Data scientist turned ML engineer - From notebooks to production

data_rachel · September 18, 2025, 9:17pm

Hello TianPan community! Rachel here, data scientist who evolved into ML engineering.

Started analyzing spreadsheets, now deploying models at scale!

My evolution:

2018: Excel pivot tables (simpler times)
2019: Discovered Python and pandas
2020: Deep learning obsession begins
2021: First model in production (crashed immediately)
2022: Learned MLOps the hard way
2024: Building ML platforms

Current tech stack:

Modeling: PyTorch, JAX, HuggingFace
MLOps: Kubeflow, MLflow, Weights & Biases
Data: Spark, Dask, Ray
Deployment: FastAPI, BentoML, Triton
Monitoring: Evidently AI, WhyLabs

Hard-learned lessons:

Jupyter notebooks are not production code
Data drift kills models silently
Feature stores are worth the complexity
Model performance != business value
Explainability matters more than accuracy

Current projects:

Real-time recommendation system (1M+ requests/sec)
LLM fine-tuning pipeline
Edge ML deployment framework
Federated learning experiments

Building an open-source tool for model monitoring. Beta testers welcome!

Who else is doing ML in production? What are your biggest pain points?

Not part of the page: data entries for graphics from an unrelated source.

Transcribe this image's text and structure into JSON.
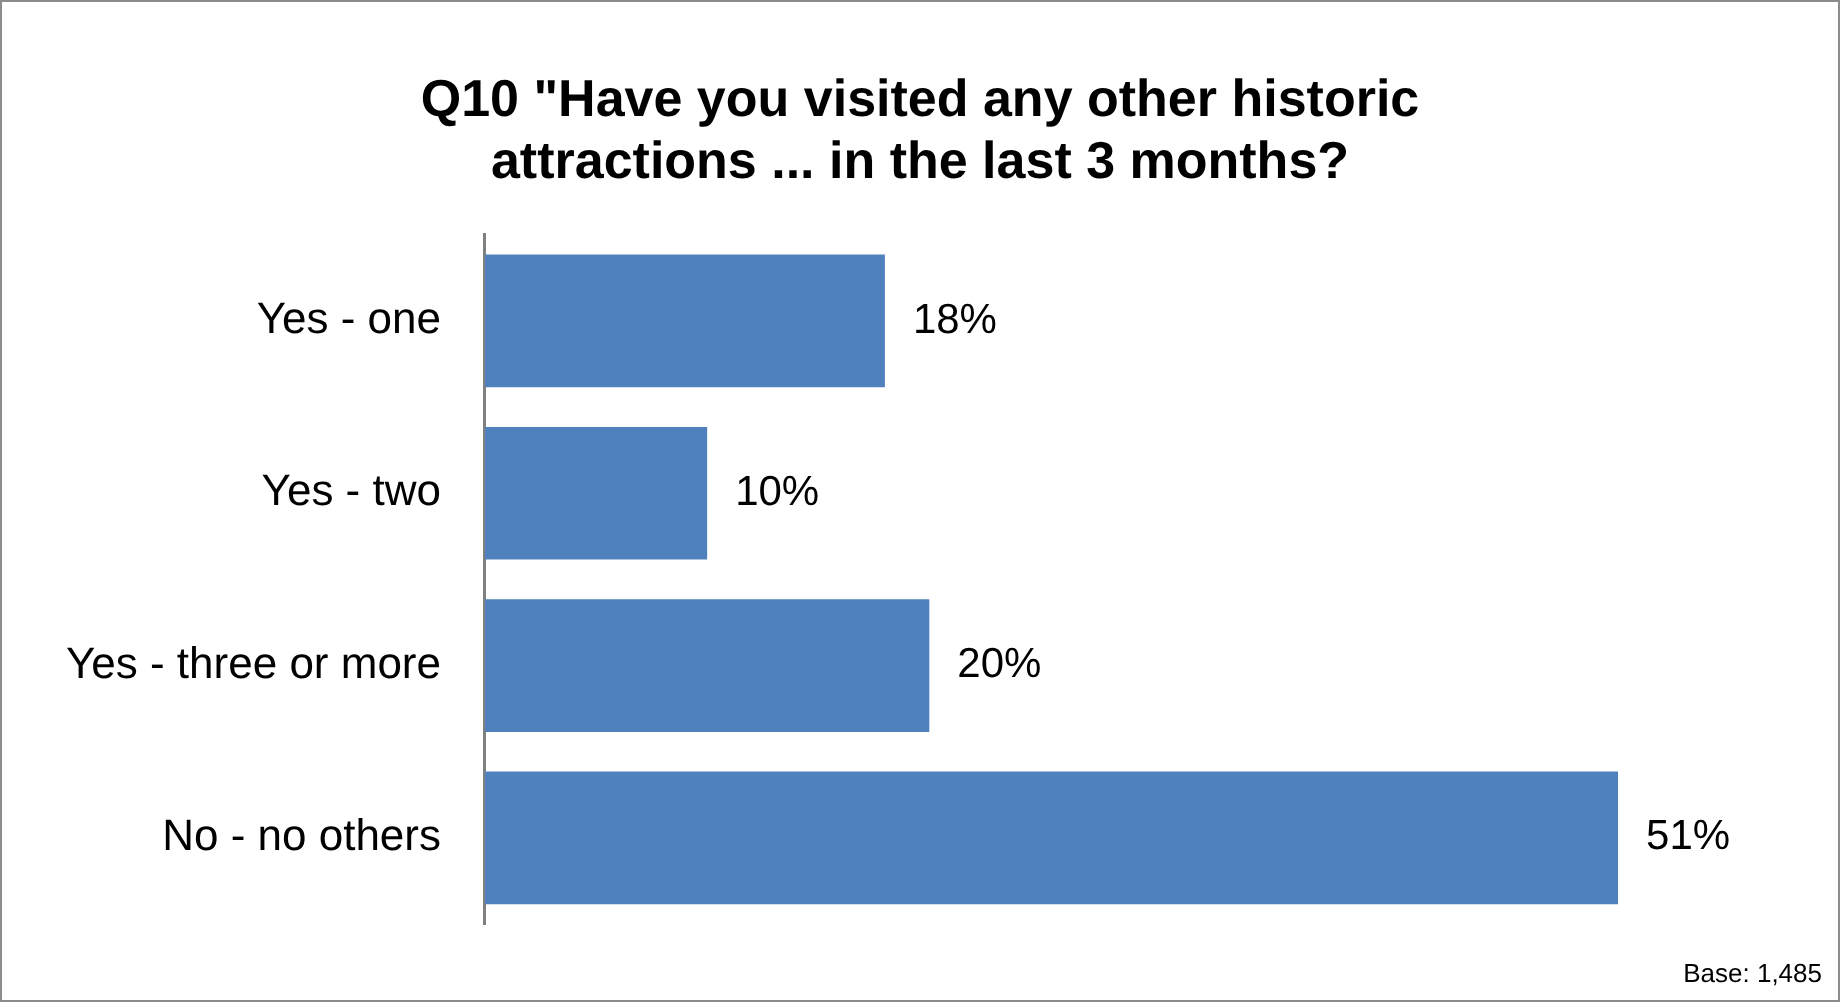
{
  "chart_data": {
    "type": "bar",
    "orientation": "horizontal",
    "title": "Q10 \"Have you visited any other historic attractions ... in the last 3 months?",
    "categories": [
      "Yes - one",
      "Yes - two",
      "Yes - three or more",
      "No - no others"
    ],
    "values": [
      18,
      10,
      20,
      51
    ],
    "value_labels": [
      "18%",
      "10%",
      "20%",
      "51%"
    ],
    "color": "#4f81bd",
    "tick_labels": "y",
    "legend": false,
    "annotations": [
      "Base: 1,485"
    ]
  }
}
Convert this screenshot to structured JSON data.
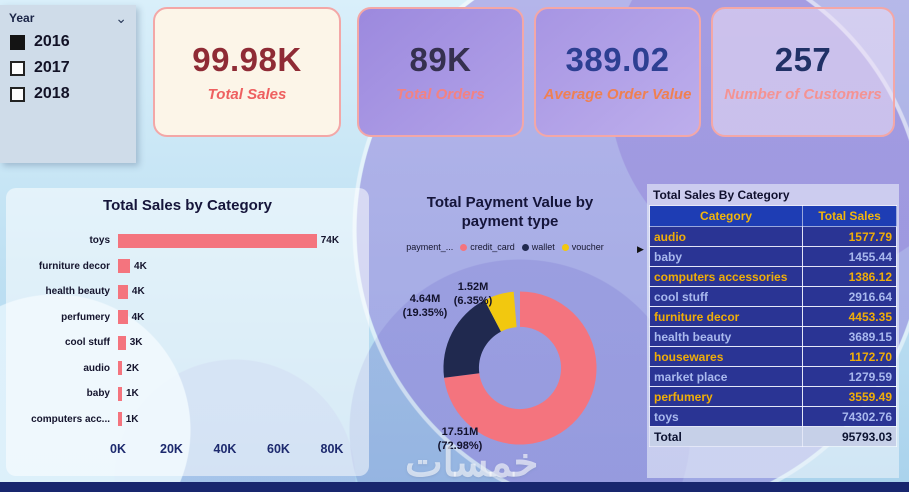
{
  "slicer": {
    "title": "Year",
    "options": [
      {
        "label": "2016",
        "checked": true
      },
      {
        "label": "2017",
        "checked": false
      },
      {
        "label": "2018",
        "checked": false
      }
    ]
  },
  "kpis": [
    {
      "value": "99.98K",
      "label": "Total Sales",
      "number_color": "#8f2b35",
      "label_color": "#ee6060"
    },
    {
      "value": "89K",
      "label": "Total Orders",
      "number_color": "#35304f",
      "label_color": "#f28282"
    },
    {
      "value": "389.02",
      "label": "Average Order Value",
      "number_color": "#2d3f92",
      "label_color": "#ef8052"
    },
    {
      "value": "257",
      "label": "Number of Customers",
      "number_color": "#203166",
      "label_color": "#f49393"
    }
  ],
  "chart_data": [
    {
      "type": "bar",
      "orientation": "horizontal",
      "title": "Total Sales by Category",
      "categories": [
        "toys",
        "furniture decor",
        "health beauty",
        "perfumery",
        "cool stuff",
        "audio",
        "baby",
        "computers acc..."
      ],
      "values": [
        74.3,
        4.5,
        3.7,
        3.6,
        2.9,
        1.6,
        1.5,
        1.4
      ],
      "value_labels": [
        "74K",
        "4K",
        "4K",
        "4K",
        "3K",
        "2K",
        "1K",
        "1K"
      ],
      "x_ticks": [
        "0K",
        "20K",
        "40K",
        "60K",
        "80K"
      ],
      "xlim": [
        0,
        80
      ],
      "bar_color": "#f4747e"
    },
    {
      "type": "donut",
      "title": "Total Payment Value by payment type",
      "legend_title": "payment_...",
      "slices": [
        {
          "name": "credit_card",
          "value_label": "17.51M",
          "pct": 72.98,
          "pct_label": "(72.98%)",
          "color": "#f4747e"
        },
        {
          "name": "wallet",
          "value_label": "4.64M",
          "pct": 19.35,
          "pct_label": "(19.35%)",
          "color": "#20294f"
        },
        {
          "name": "voucher",
          "value_label": "1.52M",
          "pct": 6.35,
          "pct_label": "(6.35%)",
          "color": "#f2c80f"
        }
      ]
    },
    {
      "type": "table",
      "title": "Total Sales By Category",
      "columns": [
        "Category",
        "Total Sales"
      ],
      "rows": [
        [
          "audio",
          "1577.79"
        ],
        [
          "baby",
          "1455.44"
        ],
        [
          "computers accessories",
          "1386.12"
        ],
        [
          "cool stuff",
          "2916.64"
        ],
        [
          "furniture decor",
          "4453.35"
        ],
        [
          "health beauty",
          "3689.15"
        ],
        [
          "housewares",
          "1172.70"
        ],
        [
          "market place",
          "1279.59"
        ],
        [
          "perfumery",
          "3559.49"
        ],
        [
          "toys",
          "74302.76"
        ]
      ],
      "total": [
        "Total",
        "95793.03"
      ]
    }
  ],
  "icons": {
    "chevron_down": "⌄",
    "legend_arrow": "▶"
  },
  "watermark": "خمسات",
  "colors": {
    "table_row_text": [
      "#f0ae08",
      "#a9b9ee"
    ],
    "table_header_bg": "#1e3db4",
    "table_row_bg": "#2a3494",
    "table_total_bg": "#c6d0e8",
    "bottom_bar": "#18266e"
  }
}
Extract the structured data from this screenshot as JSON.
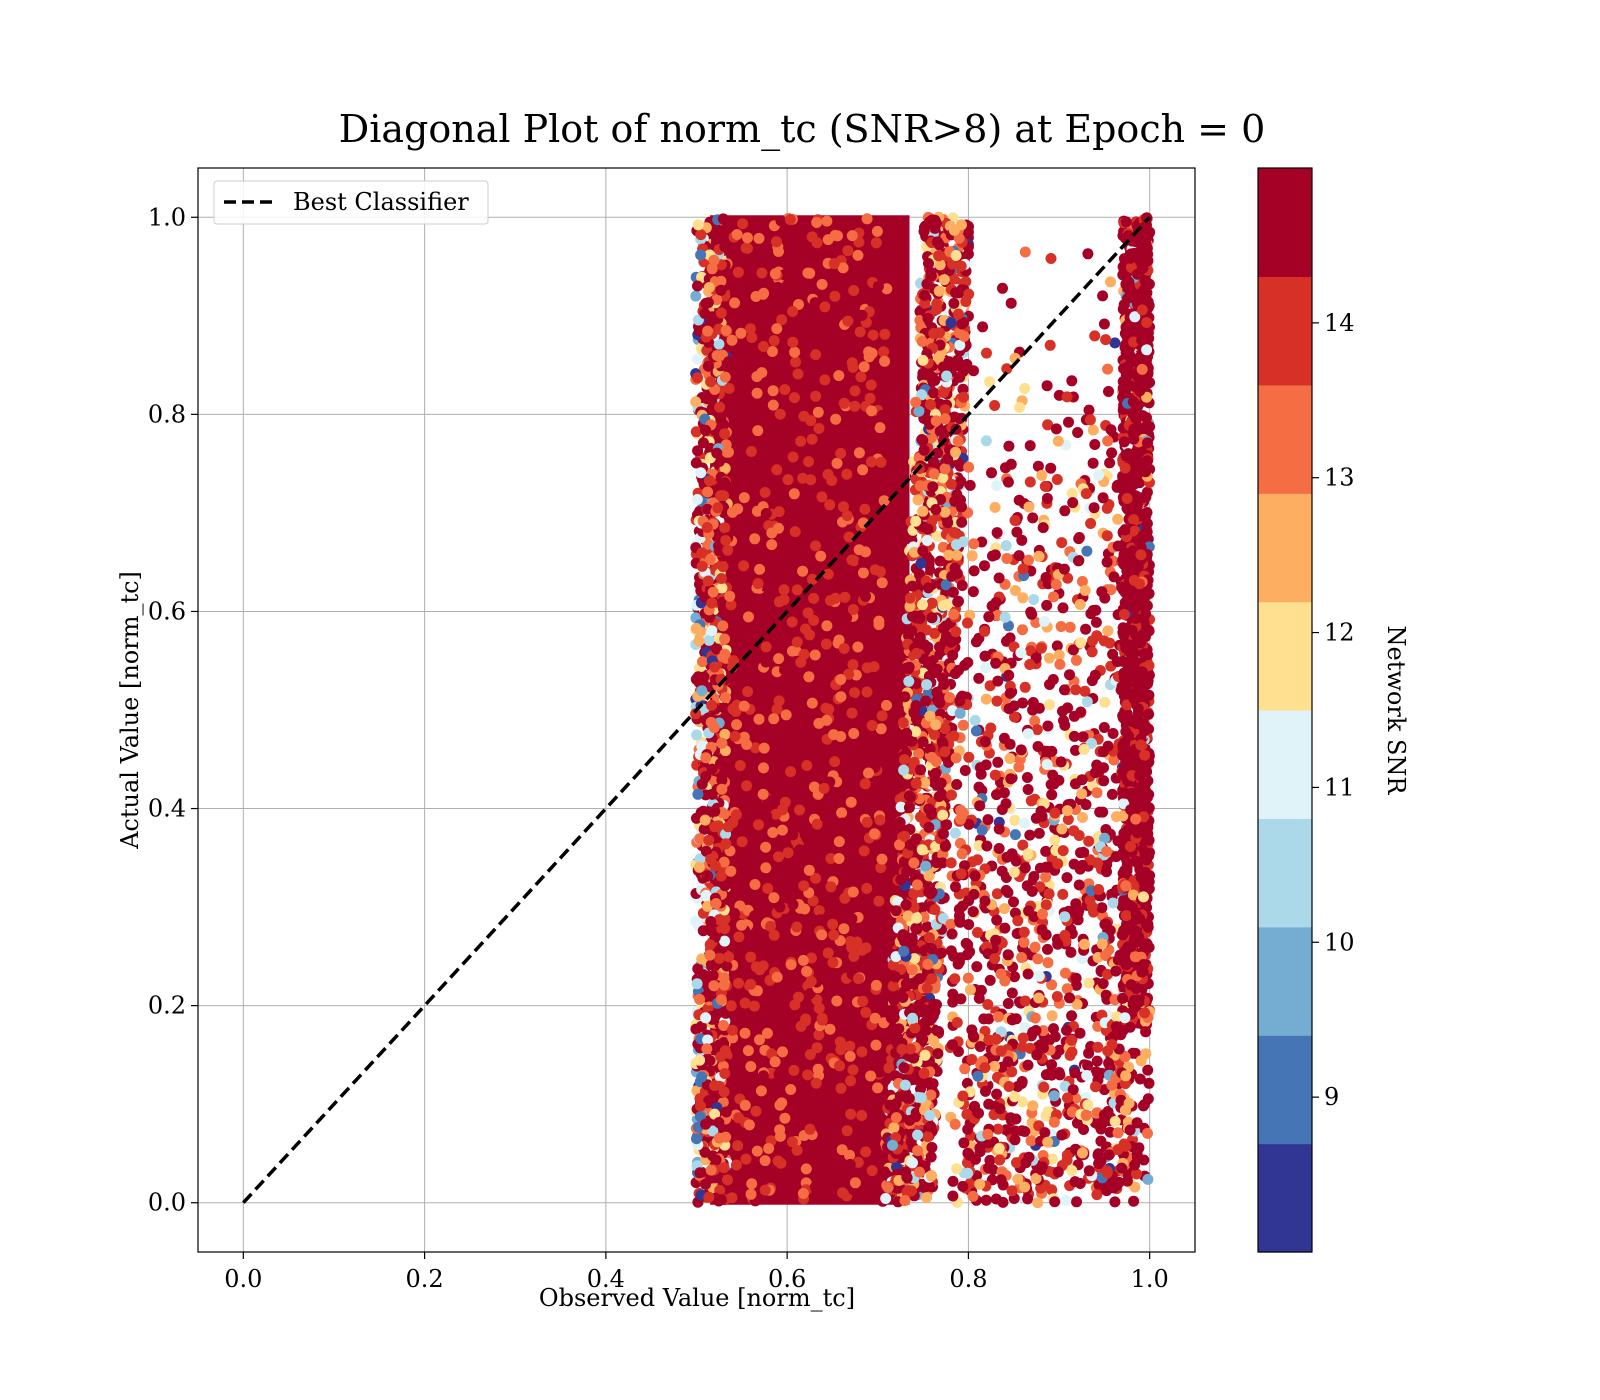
{
  "chart_data": {
    "type": "scatter",
    "title": "Diagonal Plot of norm_tc (SNR>8) at Epoch = 0",
    "xlabel": "Observed Value [norm_tc]",
    "ylabel": "Actual Value [norm_tc]",
    "xlim": [
      -0.05,
      1.05
    ],
    "ylim": [
      -0.05,
      1.05
    ],
    "xticks": [
      0.0,
      0.2,
      0.4,
      0.6,
      0.8,
      1.0
    ],
    "xtick_labels": [
      "0.0",
      "0.2",
      "0.4",
      "0.6",
      "0.8",
      "1.0"
    ],
    "yticks": [
      0.0,
      0.2,
      0.4,
      0.6,
      0.8,
      1.0
    ],
    "ytick_labels": [
      "0.0",
      "0.2",
      "0.4",
      "0.6",
      "0.8",
      "1.0"
    ],
    "grid": true,
    "legend": {
      "location": "upper-left",
      "entries": [
        {
          "label": "Best Classifier",
          "style": "dashed",
          "color": "#000000"
        }
      ]
    },
    "reference_line": {
      "name": "Best Classifier",
      "x": [
        0.0,
        1.0
      ],
      "y": [
        0.0,
        1.0
      ],
      "style": "dashed",
      "color": "#000000"
    },
    "colorbar": {
      "label": "Network SNR",
      "range": [
        8.0,
        15.0
      ],
      "ticks": [
        9,
        10,
        11,
        12,
        13,
        14
      ],
      "tick_labels": [
        "9",
        "10",
        "11",
        "12",
        "13",
        "14"
      ],
      "colors": [
        "#313695",
        "#4575b4",
        "#74add1",
        "#abd9e9",
        "#e0f3f8",
        "#fee090",
        "#fdae61",
        "#f46d43",
        "#d73027",
        "#a50026"
      ]
    },
    "scatter_summary": {
      "dense_band_x": [
        0.5,
        0.78
      ],
      "dense_band_y": [
        0.0,
        1.0
      ],
      "sparse_region_x": [
        0.78,
        1.0
      ],
      "edge_column_x": [
        0.97,
        1.0
      ]
    }
  }
}
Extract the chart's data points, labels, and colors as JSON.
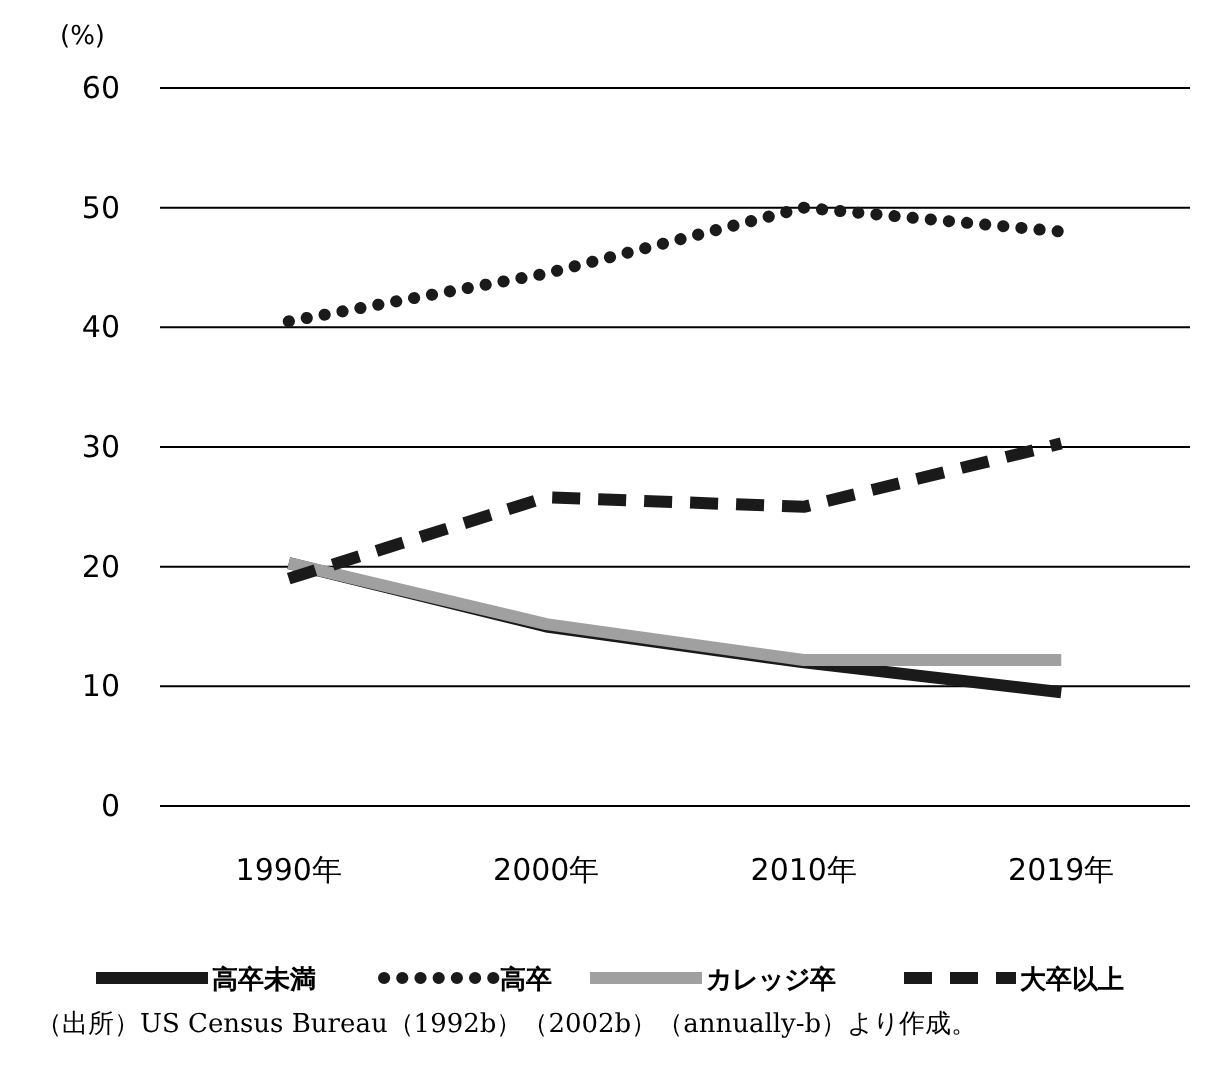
{
  "chart_data": {
    "type": "line",
    "ylabel": "(%)",
    "categories": [
      "1990年",
      "2000年",
      "2010年",
      "2019年"
    ],
    "ylim": [
      0,
      60
    ],
    "yticks": [
      0,
      10,
      20,
      30,
      40,
      50,
      60
    ],
    "grid": "y",
    "legend": "bottom",
    "marker": "none",
    "series": [
      {
        "name": "高卒未満",
        "color": "#1a1a1a",
        "line_style": "solid",
        "values": [
          20.3,
          15,
          12,
          9.5
        ]
      },
      {
        "name": "高卒",
        "color": "#1a1a1a",
        "line_style": "dotted",
        "values": [
          40.5,
          44.5,
          50,
          48
        ]
      },
      {
        "name": "カレッジ卒",
        "color": "#a0a0a0",
        "line_style": "solid",
        "values": [
          20.3,
          15.2,
          12.2,
          12.2
        ]
      },
      {
        "name": "大卒以上",
        "color": "#1a1a1a",
        "line_style": "dashed",
        "values": [
          19,
          25.8,
          25,
          30.3
        ]
      }
    ],
    "annotations": [
      "（出所）US Census Bureau（1992b）（2002b）（annually-b）より作成。"
    ]
  }
}
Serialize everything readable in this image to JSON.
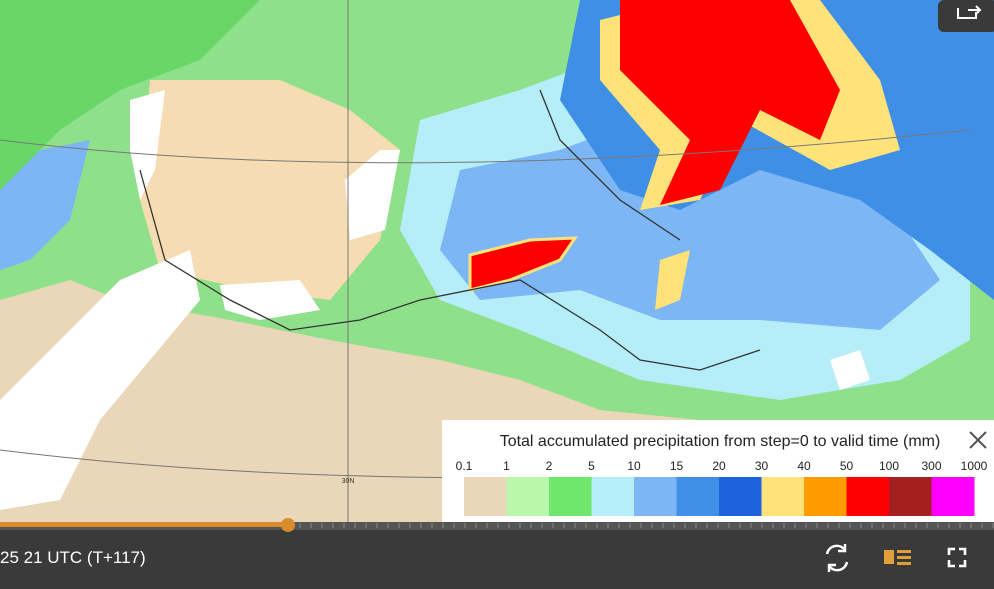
{
  "legend": {
    "title": "Total accumulated precipitation from step=0 to valid time (mm)",
    "labels": [
      "0.1",
      "1",
      "2",
      "5",
      "10",
      "15",
      "20",
      "30",
      "40",
      "50",
      "100",
      "300",
      "1000"
    ],
    "colors": [
      "#ead6b8",
      "#b9f7ac",
      "#6fe66c",
      "#b5edf8",
      "#7cb6f5",
      "#3f8fe6",
      "#1f62de",
      "#ffe27a",
      "#ff9b00",
      "#ff0000",
      "#a41f1f",
      "#ff00ff"
    ]
  },
  "map": {
    "latitude_label": "30N"
  },
  "controls": {
    "time_label": "25 21 UTC (T+117)"
  }
}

alex_dev · September 18, 2025, 9:18pm

Welcome Rachel! Full-stack dev here working with ML teams. Your point about notebooks not being production code hits hard - we learned that lesson painfully. How do you handle the handoff from data scientists to engineers?

security_sam · September 18, 2025, 9:18pm

Hi Rachel! Security engineer here. Model monitoring is crucial for detecting adversarial attacks. Your federated learning work sounds fascinating - how do you handle privacy-preserving training at scale?